Is that true? Maybe it's not "invalid", but you might very well slice through the middle of a grapheme cluster.

chrismorgan · on June 4, 2023

I contemplated querying that myself, but decided that for CRDT editing purposes, it’s probably never practical to think about grapheme clusters. Given text in a language with syllabic grapheme clusters (e.g. Indic languages), if you start with “ba” (one syllable/grapheme cluster) and edit it to “boca” (two syllables/grapheme clusters), you could say “replaced ‘ba’ with ‘boca’”, but I’d be surprised if any CRDT did it that way if it could instead handle it as “inserted ‘oc’”, even though “oc” mightn’t make sense by itself, linguistically. But Unicode doesn’t do much in the way of defining what makes sense or not, and I don’t think there’s any coherent “bad grapheme clustering” detection algorithm. (Aside: on reflection, my Indic languages example is messier still, since -a probably represents the inherent vowel, so in “ba” → “boca” those “a”s are probably actually represented by the absence of a vowel sign code point—and if you wanted to suppress the inherent vowel, you’d need to add a virama sign. Fun stuff.)

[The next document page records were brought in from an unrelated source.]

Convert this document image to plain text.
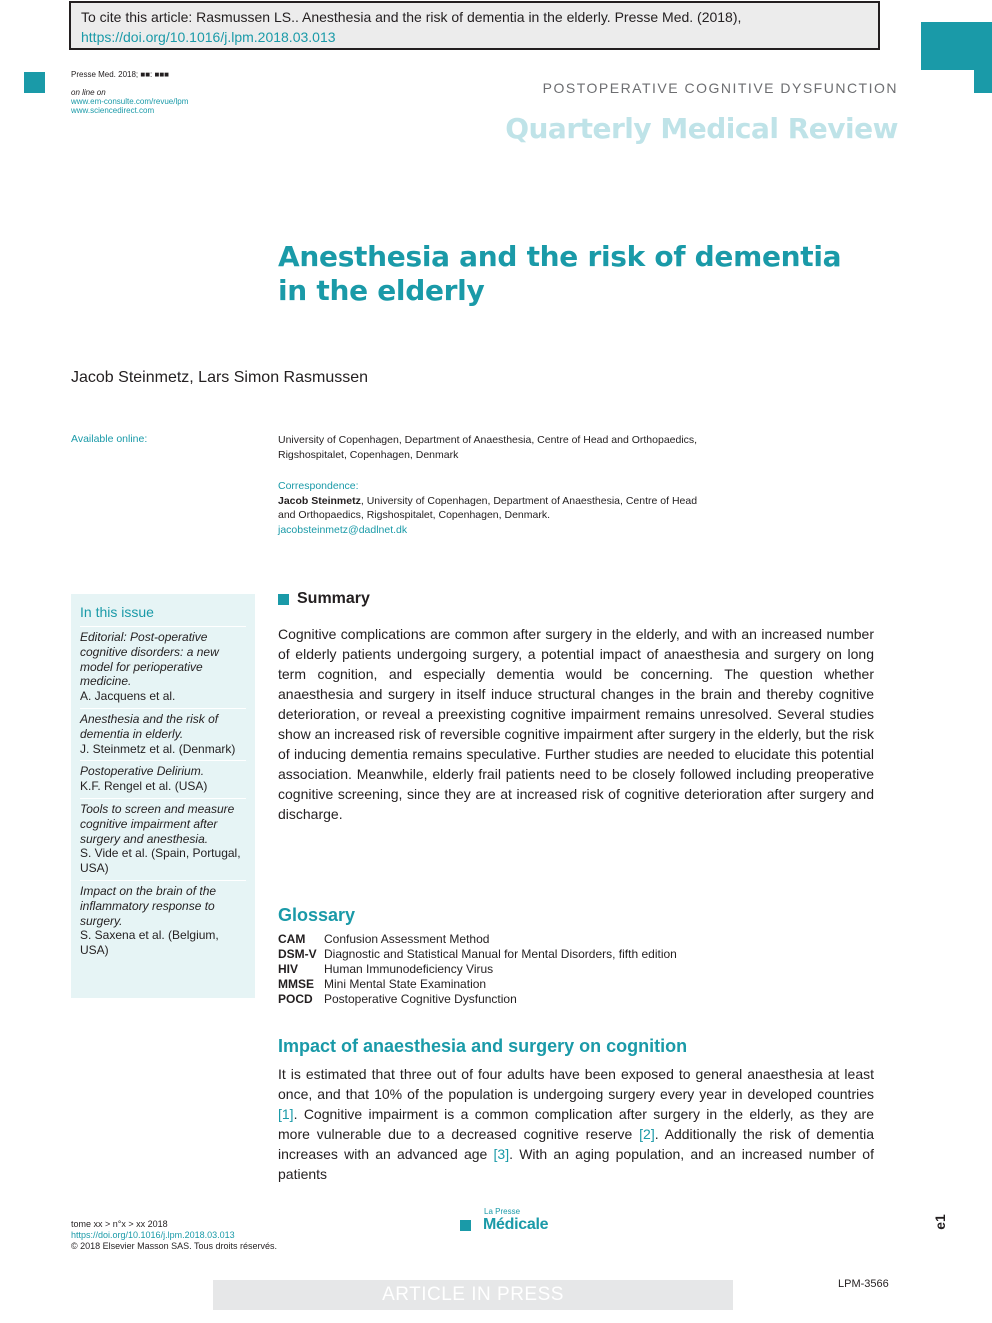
To cite this article: Rasmussen LS.. Anesthesia and the risk of dementia in the elderly. Presse Med. (2018), https://doi.org/10.1016/j.lpm.2018.03.013
Presse Med. 2018; ■■: ■■■
on line on
www.em-consulte.com/revue/lpm
www.sciencedirect.com
POSTOPERATIVE COGNITIVE DYSFUNCTION
Quarterly Medical Review
Anesthesia and the risk of dementia in the elderly
Jacob Steinmetz, Lars Simon Rasmussen
Available online:	University of Copenhagen, Department of Anaesthesia, Centre of Head and Orthopaedics, Rigshospitalet, Copenhagen, Denmark
Correspondence:
Jacob Steinmetz, University of Copenhagen, Department of Anaesthesia, Centre of Head and Orthopaedics, Rigshospitalet, Copenhagen, Denmark.
jacobsteinmetz@dadlnet.dk
In this issue
Editorial: Post-operative cognitive disorders: a new model for perioperative medicine.
A. Jacquens et al.
Anesthesia and the risk of dementia in elderly.
J. Steinmetz et al. (Denmark)
Postoperative Delirium.
K.F. Rengel et al. (USA)
Tools to screen and measure cognitive impairment after surgery and anesthesia.
S. Vide et al. (Spain, Portugal, USA)
Impact on the brain of the inflammatory response to surgery.
S. Saxena et al. (Belgium, USA)
Summary
Cognitive complications are common after surgery in the elderly, and with an increased number of elderly patients undergoing surgery, a potential impact of anaesthesia and surgery on long term cognition, and especially dementia would be concerning. The question whether anaesthesia and surgery in itself induce structural changes in the brain and thereby cognitive deterioration, or reveal a preexisting cognitive impairment remains unresolved. Several studies show an increased risk of reversible cognitive impairment after surgery in the elderly, but the risk of inducing dementia remains speculative. Further studies are needed to elucidate this potential association. Meanwhile, elderly frail patients need to be closely followed including preoperative cognitive screening, since they are at increased risk of cognitive deterioration after surgery and discharge.
Glossary
CAM	Confusion Assessment Method
DSM-V Diagnostic and Statistical Manual for Mental Disorders, fifth edition
HIV	Human Immunodeficiency Virus
MMSE Mini Mental State Examination
POCD Postoperative Cognitive Dysfunction
Impact of anaesthesia and surgery on cognition
It is estimated that three out of four adults have been exposed to general anaesthesia at least once, and that 10% of the population is undergoing surgery every year in developed countries [1]. Cognitive impairment is a common complication after surgery in the elderly, as they are more vulnerable due to a decreased cognitive reserve [2]. Additionally the risk of dementia increases with an advanced age [3]. With an aging population, and an increased number of patients
tome xx > n°x > xx 2018
https://doi.org/10.1016/j.lpm.2018.03.013
© 2018 Elsevier Masson SAS. Tous droits réservés.
La Presse
Médicale	e1
ARTICLE IN PRESS	LPM-3566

But then again, I know that some CRDTs struggle with interleaving, and maybe grapheme-awareness could help things out in some way or other. I dunno.

josephg · on June 4, 2023

Yeah I agree. I think its inevitable that collaboratively edited documents sometimes end up with grapheme clusters that are considered invalid by some peers, simply because different peers might be using different versions of unicode. If my phone supports the polar bear emoji and yours doesn't, you'll see weird stuff instead of a polar bear. There's no getting around that.

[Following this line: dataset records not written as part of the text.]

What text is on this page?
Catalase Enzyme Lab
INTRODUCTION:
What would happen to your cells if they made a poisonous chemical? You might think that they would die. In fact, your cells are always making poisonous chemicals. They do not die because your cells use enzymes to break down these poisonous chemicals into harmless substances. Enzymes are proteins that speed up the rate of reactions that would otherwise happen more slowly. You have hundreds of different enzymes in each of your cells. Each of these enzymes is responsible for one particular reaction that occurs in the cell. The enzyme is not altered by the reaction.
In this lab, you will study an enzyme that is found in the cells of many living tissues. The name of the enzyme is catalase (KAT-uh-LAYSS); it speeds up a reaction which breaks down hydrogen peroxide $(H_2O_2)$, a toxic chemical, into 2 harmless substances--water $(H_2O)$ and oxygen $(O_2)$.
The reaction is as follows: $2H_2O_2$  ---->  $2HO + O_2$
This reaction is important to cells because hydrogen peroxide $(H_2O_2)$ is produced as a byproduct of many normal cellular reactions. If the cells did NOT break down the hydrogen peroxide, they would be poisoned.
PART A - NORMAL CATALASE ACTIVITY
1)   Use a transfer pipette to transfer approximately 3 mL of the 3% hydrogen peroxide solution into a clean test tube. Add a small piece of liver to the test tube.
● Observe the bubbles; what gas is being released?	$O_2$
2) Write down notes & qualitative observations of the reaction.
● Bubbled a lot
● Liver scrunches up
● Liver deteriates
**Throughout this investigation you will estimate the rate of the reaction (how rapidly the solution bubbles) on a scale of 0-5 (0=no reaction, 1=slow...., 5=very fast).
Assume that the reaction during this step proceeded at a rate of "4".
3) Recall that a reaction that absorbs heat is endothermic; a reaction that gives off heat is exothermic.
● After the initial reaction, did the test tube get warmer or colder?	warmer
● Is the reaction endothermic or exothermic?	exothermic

And yes, using unicode codepoints, buggy clients might insert extra unicode characters in the middle of a grapheme cluster. But ... Eh. Fine. I'm not super bothered by that from a data validation perspective.

Why don't I have the same attitude toward invalid UTF8? I mean, the CRDT could syncronize arbitrary arrays of bytes that by agreement contain valid UTF8, and treat it as user error in the same way if that happens? Two reasons. First, because some languages (eg rust) strictly enforce that all strings must contain valid UTF8. So you can't even make a document into a String if it has invalid UTF8. We'd need a try_ codepath, which makes the API worse. Secondly, languages like javascript which store strings using UTF16 don't have an equivalent encoding for invalid UTF8 bytes at all. Javascript would have to store the document internally in a byte array or something, and decode it to a string at the frontend. And thats complex and inefficient. That all sounds much worse to me than just treating the document as a sequence of arbitrary unicode codepoints - doing which guarantees correctness and we don't need any of that mess.

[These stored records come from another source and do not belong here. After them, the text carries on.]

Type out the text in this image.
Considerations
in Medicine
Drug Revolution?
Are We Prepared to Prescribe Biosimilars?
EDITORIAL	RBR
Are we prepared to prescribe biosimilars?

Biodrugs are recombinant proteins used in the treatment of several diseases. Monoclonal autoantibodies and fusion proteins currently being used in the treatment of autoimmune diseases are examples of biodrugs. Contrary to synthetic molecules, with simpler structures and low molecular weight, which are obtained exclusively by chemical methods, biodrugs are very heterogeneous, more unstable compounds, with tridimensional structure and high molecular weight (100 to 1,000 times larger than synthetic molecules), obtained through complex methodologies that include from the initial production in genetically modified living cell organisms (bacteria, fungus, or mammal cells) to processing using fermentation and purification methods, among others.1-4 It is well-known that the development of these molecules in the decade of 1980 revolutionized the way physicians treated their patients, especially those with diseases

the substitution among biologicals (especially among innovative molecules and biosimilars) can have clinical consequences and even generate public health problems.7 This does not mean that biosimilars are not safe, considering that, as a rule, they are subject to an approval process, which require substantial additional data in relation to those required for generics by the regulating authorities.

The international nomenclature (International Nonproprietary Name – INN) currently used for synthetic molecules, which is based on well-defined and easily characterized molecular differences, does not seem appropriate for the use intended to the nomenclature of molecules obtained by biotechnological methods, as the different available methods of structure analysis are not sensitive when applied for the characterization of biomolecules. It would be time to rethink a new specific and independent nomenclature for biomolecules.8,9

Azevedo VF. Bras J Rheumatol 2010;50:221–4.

chrismorgan · on June 5, 2023

> grapheme clusters that are considered invalid by some peers

I’m not sure if there’s any spec that defines any sequence of Unicode scalar values as “invalid” (though there’s certainly a lot that’s obviously wrong, like some forms of script-mixing). Grapheme cluster segmentation doesn’t concern itself with meaningfulness, but just doing something with what it has; so if you inject something into the middle of what it decided was a cluster, it’ll just split it differently.

> treating the document as a sequence of arbitrary unicode codepoints

Though I hope you validate that they are Unicode scalar values and not code points. Surrogates are terribad.

josephg · on June 7, 2023

> Though I hope you validate that they are Unicode scalar values and not code points. Surrogates are terribad.

Yes, my mistake. I do mean scalar values. I am constantly confused about the terminology for unicode. (Unicode code point? Scalar values? (Character?) Surrogate pair? Is there a term for half of a surrogate pair?)